I didn’t want to tell her about the soda thing. I didn’t feel like hearing my mom laugh at my dad when I was the one who had to go spend every other weekend with him. “I think he mostly works on articles,” I said. Dad had once had an article in a journal of management theory.
That seemed to work. We were going home, and I started to feel better. I would still have to do my homework, which I always brought to my dad’s in a backpack and then neglected until I got home Sunday night. But at least I’d be in my own room, with my mom lying in bed on the other side of the wall reading one of her thick paperbacks, listening to a tape of the music she liked, the Carpenters or America or Bread.
In an attempt to provide a family atmosphere, my mom had arranged for us to go out to dinner with the Oberfells once a month. At the restaurant I always chose the seat farthest from Bronwen, to disguise my interest. This typically put me next to her brother Pete, a pale, fearful nine-year-old.
Bronwen’s father Gary was talking about the challenges his dental practice faced. “There’s just too many dentists in the area,” he said. “I don’t know how we’re all supposed to make a living.” Gary had massive hands, and watching him bring his cheeseburger to his mouth was disturbing.
“Well,
we’re
not going to any of these other dentists, that’s for sure,” my mom said. “Two sets of teeth you can count on.”
“Most of them are Chinese,” Gary said. “Or, you know, Oriental somehow.”
“Did you see about the babies in Kuwait?” my mom said, following an associative trail that I chose not to pursue. “Where they took them out of the incubators and left them to die on the floor? I think that’s so terrible.”
We ate in silence for a moment: one table at a Denver-area Denny’s paying its own small tribute to the memory of the dead Kuwaiti babies.
Eventually Stacey decided to move things along. “So what’s your favorite class in school, Eric?” she asked me.
“Math,” I said.
“Eric spends a lot of time playing with his computer,” Mom said.
“Wow!” said Stacey. “A computer?” She gestured to her offspring. “These guys don’t even know the first thing about computers,” she said. “Apparently we’re all going to have to know about them soon, though, right?”
I was familiar with the computers-are-the-unstoppable-wave-of-the-future rhetoric she was referring to, and I hoped it was true, but I suspected it wasn’t, because besides me and Nicky and Nicky’s dad, nobody seemed to
like
computers very much.
“Computers never fixed anybody’s teeth, that’s for sure,” Gary said.
“Tell them what you’re making,” said Mom.

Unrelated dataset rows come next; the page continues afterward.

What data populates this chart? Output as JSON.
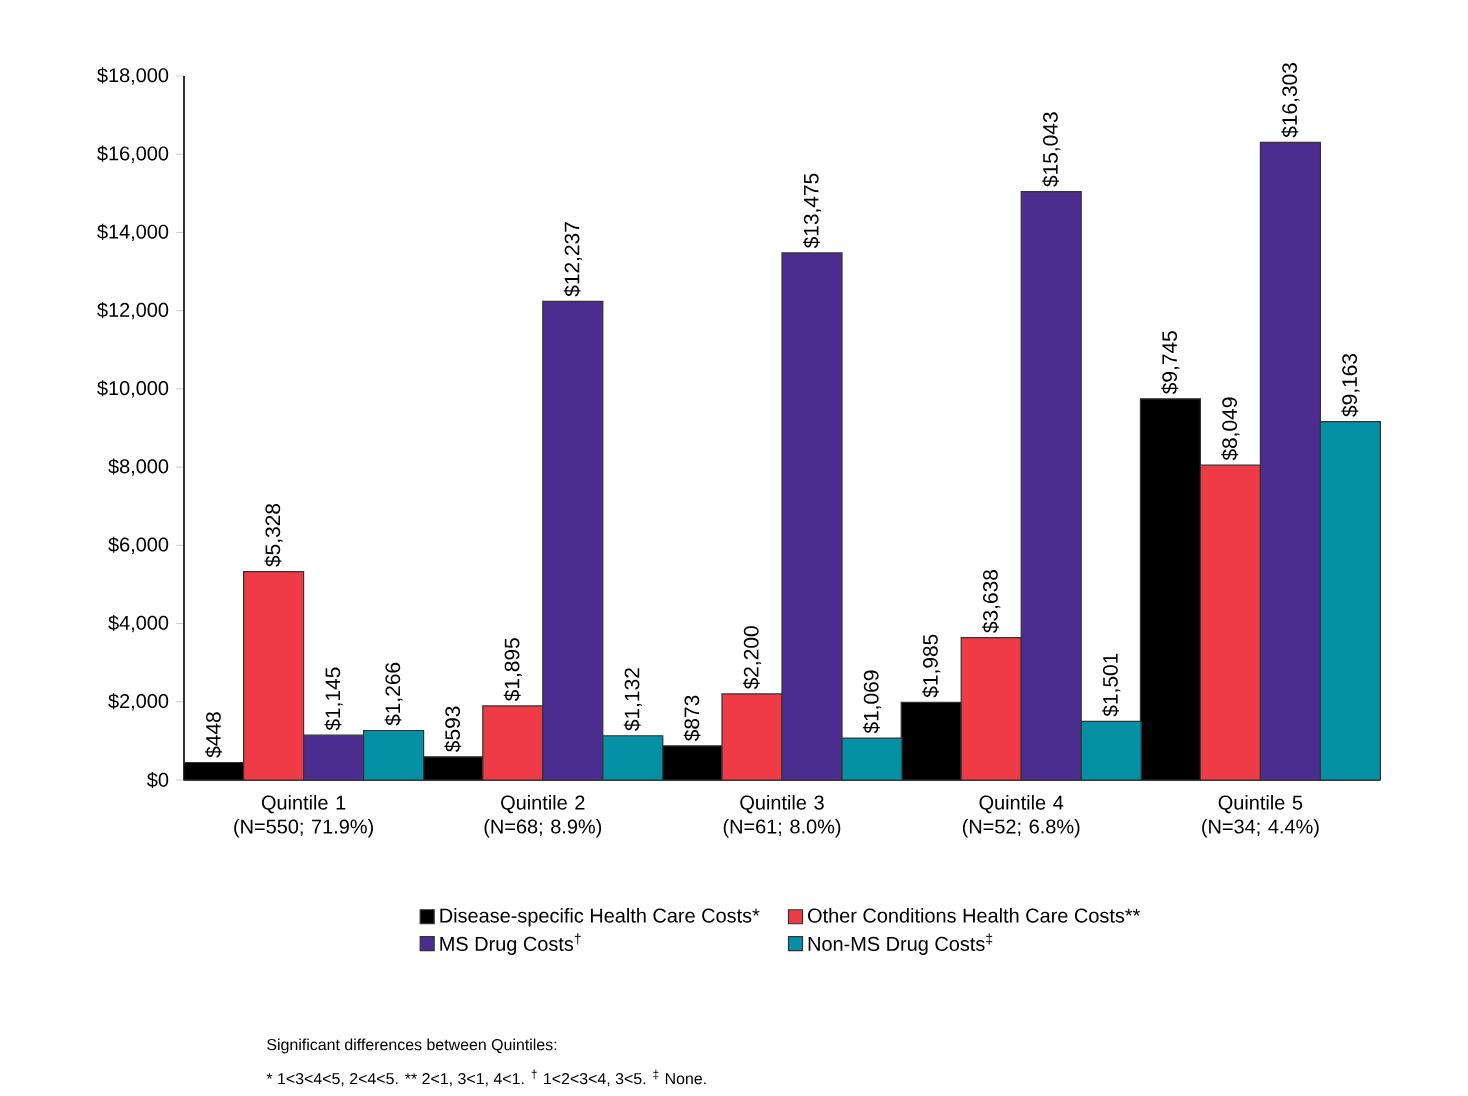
{
  "chart_data": {
    "type": "bar",
    "categories": [
      "Quintile 1 (N=550; 71.9%)",
      "Quintile 2 (N=68; 8.9%)",
      "Quintile 3 (N=61; 8.0%)",
      "Quintile 4 (N=52; 6.8%)",
      "Quintile 5 (N=34; 4.4%)"
    ],
    "series": [
      {
        "name": "Disease-specific Health Care Costs*",
        "color": "#000000",
        "values": [
          448,
          593,
          873,
          1985,
          9745
        ],
        "value_labels": [
          "$448",
          "$593",
          "$873",
          "$1,985",
          "$9,745"
        ]
      },
      {
        "name": "Other Conditions Health Care Costs**",
        "color": "#ee3b45",
        "values": [
          5328,
          1895,
          2200,
          3638,
          8049
        ],
        "value_labels": [
          "$5,328",
          "$1,895",
          "$2,200",
          "$3,638",
          "$8,049"
        ]
      },
      {
        "name": "MS Drug Costs$^{†}$",
        "color": "#4b2d8f",
        "values": [
          1145,
          12237,
          13475,
          15043,
          16303
        ],
        "value_labels": [
          "$1,145",
          "$12,237",
          "$13,475",
          "$15,043",
          "$16,303"
        ]
      },
      {
        "name": "Non-MS Drug Costs$^{‡}$",
        "color": "#0590a5",
        "values": [
          1266,
          1132,
          1069,
          1501,
          9163
        ],
        "value_labels": [
          "$1,266",
          "$1,132",
          "$1,069",
          "$1,501",
          "$9,163"
        ]
      }
    ],
    "ylim": [
      0,
      18000
    ],
    "yticks": [
      {
        "value": 0,
        "label": "$0"
      },
      {
        "value": 2000,
        "label": "$2,000"
      },
      {
        "value": 4000,
        "label": "$4,000"
      },
      {
        "value": 6000,
        "label": "$6,000"
      },
      {
        "value": 8000,
        "label": "$8,000"
      },
      {
        "value": 10000,
        "label": "$10,000"
      },
      {
        "value": 12000,
        "label": "$12,000"
      },
      {
        "value": 14000,
        "label": "$14,000"
      },
      {
        "value": 16000,
        "label": "$16,000"
      },
      {
        "value": 18000,
        "label": "$18,000"
      }
    ],
    "legend": "bottom",
    "annotations": [
      "Significant differences between Quintiles:",
      "* 1<3<4<5, 2<4<5.  ** 2<1, 3<1, 4<1.  $^{†}$ 1<2<3<4, 3<5.  $^{‡}$ None."
    ]
  }
}
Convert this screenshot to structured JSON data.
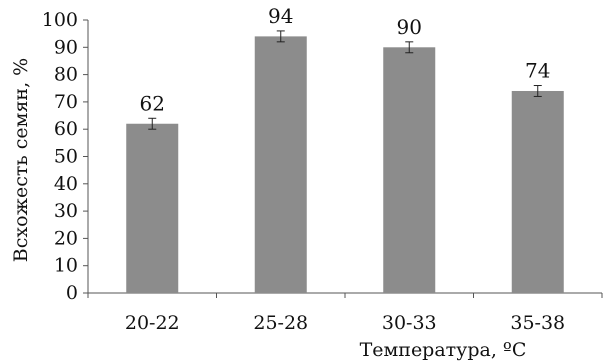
{
  "chart_data": {
    "type": "bar",
    "categories": [
      "20-22",
      "25-28",
      "30-33",
      "35-38"
    ],
    "values": [
      62,
      94,
      90,
      74
    ],
    "error": [
      2,
      2,
      2,
      2
    ],
    "data_labels": [
      "62",
      "94",
      "90",
      "74"
    ],
    "xlabel": "Температура, ºС",
    "ylabel": "Всхожесть семян, %",
    "ylim": [
      0,
      100
    ],
    "yticks": [
      0,
      10,
      20,
      30,
      40,
      50,
      60,
      70,
      80,
      90,
      100
    ],
    "ytick_labels": [
      "0",
      "10",
      "20",
      "30",
      "40",
      "50",
      "60",
      "70",
      "80",
      "90",
      "100"
    ],
    "grid": false,
    "legend": "none",
    "bar_color": "#8c8c8c"
  }
}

This was difficult. If I were to reveal even a bare outline of the game now, when it was only half completed, my plan to seduce Bronwen would lose the element of surprise. But after all those hours imagining her reaction, polishing the gemstone of my fantasy, the possibility of arousing her interest was irresistible.
“We’re making an adventure game,” I said, my voice rising nervously. “Me and my friend Nicky. It’s called Tomb of Morbius.” I risked a glance at Bronwen, who was pouring ketchup on her hash browns.

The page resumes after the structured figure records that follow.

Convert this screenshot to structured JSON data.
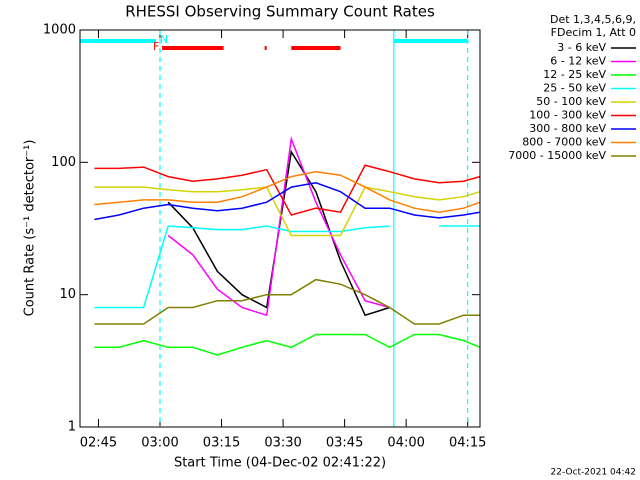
{
  "chart_data": {
    "type": "line",
    "title": "RHESSI Observing Summary Count Rates",
    "x_label": "Start Time (04-Dec-02 02:41:22)",
    "y_label": "Count Rate (s⁻¹ detector⁻¹)",
    "legend_title": [
      "Det 1,3,4,5,6,9,",
      "FDecim 1, Att 0"
    ],
    "footer": "22-Oct-2021 04:42",
    "log_y": true,
    "legend": "outside-right",
    "xlim": [
      "02:40:30",
      "04:18:00"
    ],
    "xticks": [
      "02:45",
      "03:00",
      "03:15",
      "03:30",
      "03:45",
      "04:00",
      "04:15"
    ],
    "ylim": [
      1,
      1000
    ],
    "yticks": [
      1,
      10,
      100,
      1000
    ],
    "x": [
      "02:44",
      "02:50",
      "02:56",
      "03:02",
      "03:08",
      "03:14",
      "03:20",
      "03:26",
      "03:32",
      "03:38",
      "03:44",
      "03:50",
      "03:56",
      "04:02",
      "04:08",
      "04:14",
      "04:18"
    ],
    "series": [
      {
        "name": "3 - 6 keV",
        "color": "#000000",
        "values": [
          null,
          null,
          null,
          50,
          32,
          15,
          10,
          8,
          120,
          60,
          18,
          7,
          8,
          null,
          null,
          null,
          null
        ]
      },
      {
        "name": "6 - 12 keV",
        "color": "#ff00ff",
        "values": [
          null,
          null,
          null,
          28,
          20,
          11,
          8,
          7,
          150,
          50,
          20,
          9,
          8,
          null,
          null,
          null,
          null
        ]
      },
      {
        "name": "12 - 25 keV",
        "color": "#00ff00",
        "values": [
          4,
          4,
          4.5,
          4,
          4,
          3.5,
          4,
          4.5,
          4,
          5,
          5,
          5,
          4,
          5,
          5,
          4.5,
          4
        ]
      },
      {
        "name": "25 - 50 keV",
        "color": "#00ffff",
        "values": [
          8,
          8,
          8,
          33,
          32,
          31,
          31,
          33,
          30,
          30,
          30,
          32,
          33,
          null,
          33,
          33,
          33
        ]
      },
      {
        "name": "50 - 100 keV",
        "color": "#d4d400",
        "values": [
          65,
          65,
          65,
          62,
          60,
          60,
          62,
          65,
          28,
          28,
          28,
          65,
          60,
          55,
          52,
          55,
          60
        ]
      },
      {
        "name": "100 - 300 keV",
        "color": "#ff0000",
        "values": [
          90,
          90,
          92,
          78,
          72,
          75,
          80,
          88,
          40,
          45,
          42,
          95,
          85,
          75,
          70,
          72,
          78
        ]
      },
      {
        "name": "300 - 800 keV",
        "color": "#0000ff",
        "values": [
          37,
          40,
          45,
          48,
          45,
          43,
          45,
          50,
          65,
          70,
          60,
          45,
          45,
          40,
          38,
          40,
          42
        ]
      },
      {
        "name": "800 - 7000 keV",
        "color": "#ff8000",
        "values": [
          48,
          50,
          52,
          52,
          50,
          50,
          55,
          65,
          78,
          85,
          80,
          65,
          52,
          45,
          42,
          45,
          50
        ]
      },
      {
        "name": "7000 - 15000 keV",
        "color": "#808000",
        "values": [
          6,
          6,
          6,
          8,
          8,
          9,
          9,
          10,
          10,
          13,
          12,
          10,
          8,
          6,
          6,
          7,
          7
        ]
      }
    ],
    "flags": [
      {
        "label": "N",
        "color": "#00ffff",
        "intervals": [
          [
            "02:40:30",
            "02:59:00"
          ],
          [
            "03:57:00",
            "04:15:00"
          ]
        ]
      },
      {
        "label": "F",
        "color": "#ff0000",
        "intervals": [
          [
            "03:00:30",
            "03:15:30"
          ],
          [
            "03:25:30",
            "03:26:00"
          ],
          [
            "03:32:00",
            "03:44:00"
          ]
        ]
      }
    ],
    "vlines": [
      {
        "x": "03:00:00",
        "color": "#00ffff",
        "dashed": true
      },
      {
        "x": "03:57:00",
        "color": "#00ffff",
        "dashed": false
      },
      {
        "x": "04:15:00",
        "color": "#00ffff",
        "dashed": true
      }
    ]
  }
}
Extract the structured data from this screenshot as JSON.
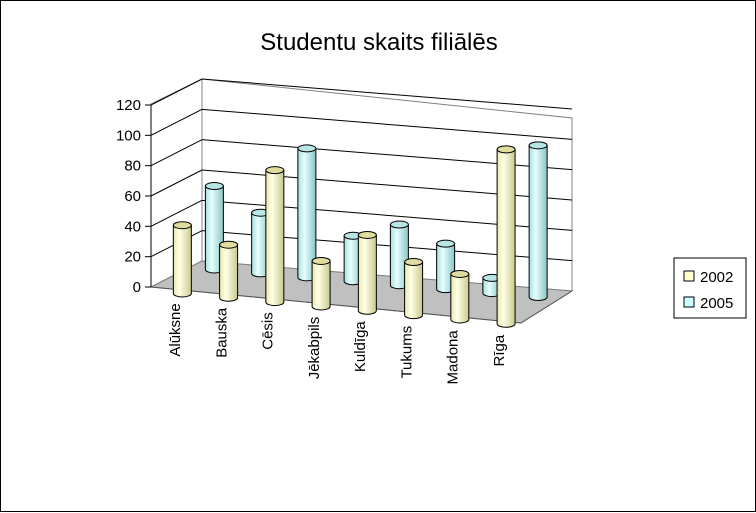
{
  "chart_data": {
    "type": "bar",
    "title": "Studentu skaits filiālēs",
    "xlabel": "",
    "ylabel": "",
    "categories": [
      "Alūksne",
      "Bauska",
      "Cēsis",
      "Jēkabpils",
      "Kuldīga",
      "Tukums",
      "Madona",
      "Rīga"
    ],
    "series": [
      {
        "name": "2002",
        "color": "#ffffcc",
        "values": [
          45,
          35,
          87,
          30,
          50,
          35,
          30,
          115
        ]
      },
      {
        "name": "2005",
        "color": "#ccffff",
        "values": [
          55,
          40,
          85,
          30,
          40,
          30,
          10,
          100
        ]
      }
    ],
    "yticks": [
      "0",
      "20",
      "40",
      "60",
      "80",
      "100",
      "120"
    ],
    "ylim": [
      0,
      120
    ],
    "grid": true,
    "legend_position": "right",
    "style": "3d-cylinder"
  }
}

“Wow!” Stacey said again. “A computer game! Doesn’t that sound cool, Pete?”
“I guess,” Pete said. Bronwen put the ketchup down and addressed herself to the eggs.

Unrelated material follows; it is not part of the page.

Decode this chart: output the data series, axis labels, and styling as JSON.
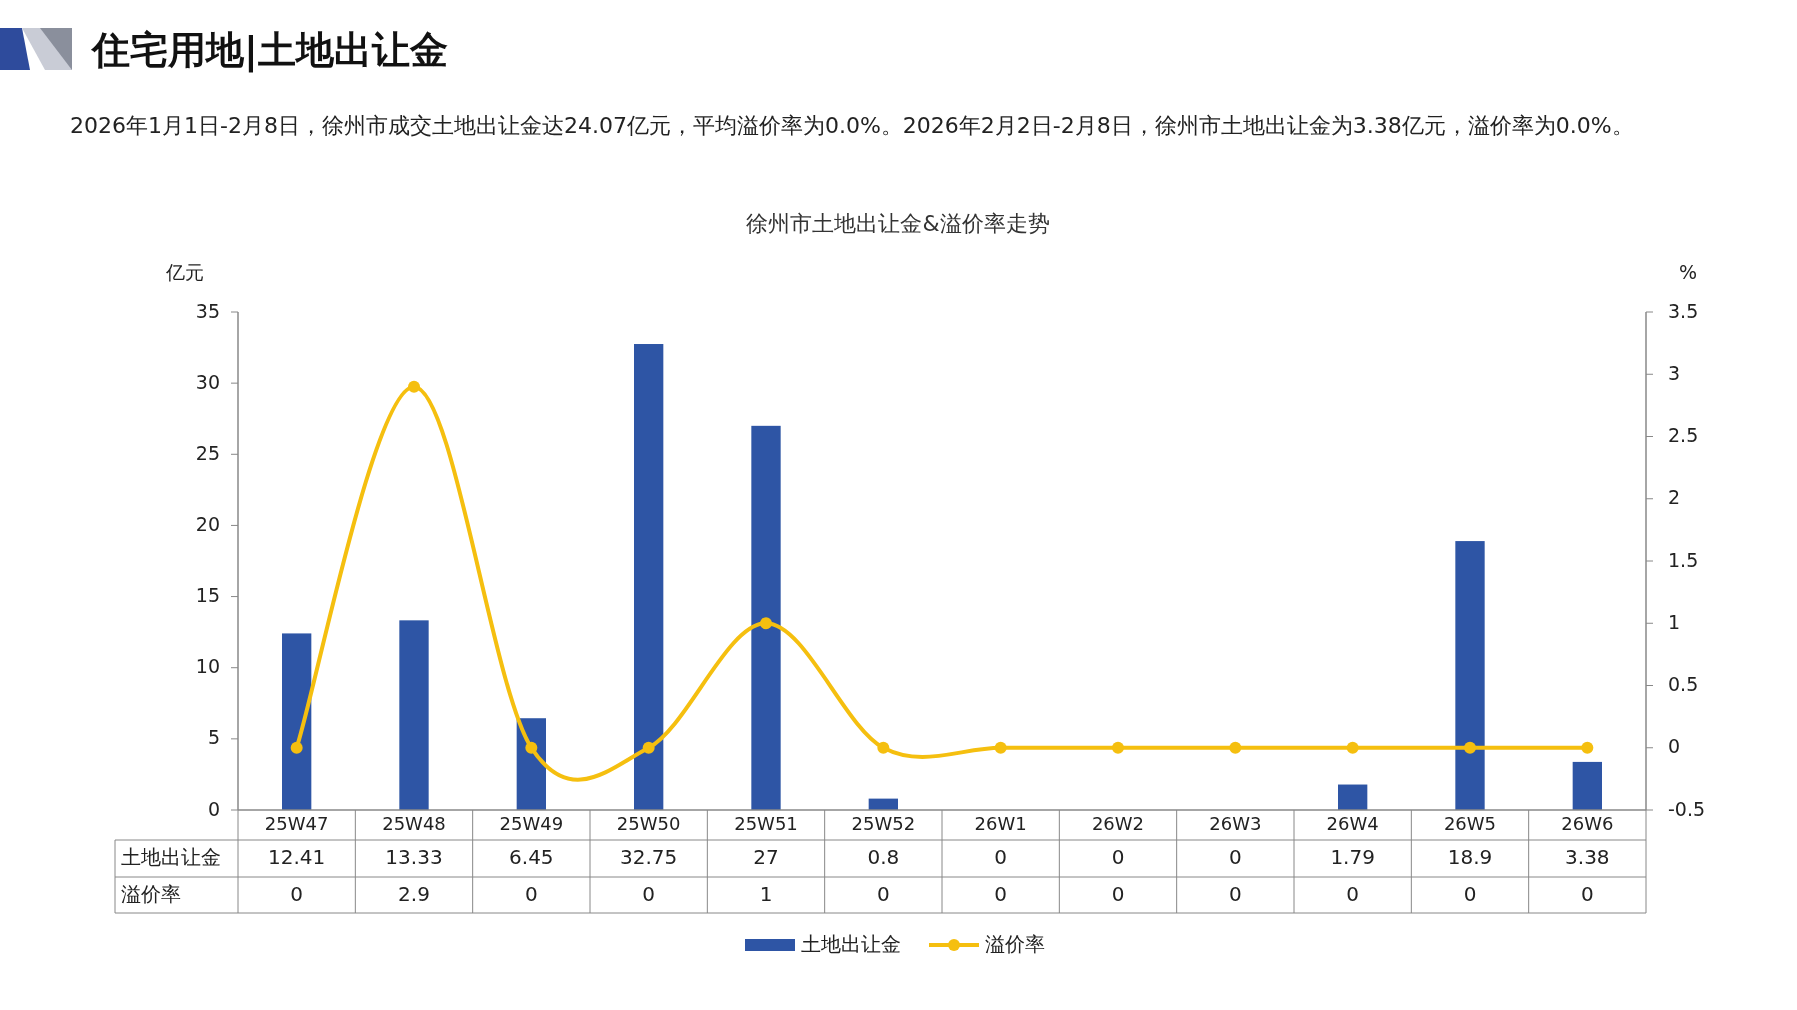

“Pete really likes computer games,” Stacey said. “Pac-Man he likes, and that other one… what’s that one you like called, hon?”
“Street Fighter,” said Pete.
“Street Fighter,” Stacey said. “We went to the bowling alley for his birthday and he didn’t even want to bowl, he just wanted to play Street Fighter the whole time.”
“I got the sixth-highest score,” Pete said.
This was all going wrong. “Our game’s not like an arcade game,” I said, trying not to sound indignant. “It’s an adventure game. It tells you where you are and what you can see, and you type in what you want your character to do.”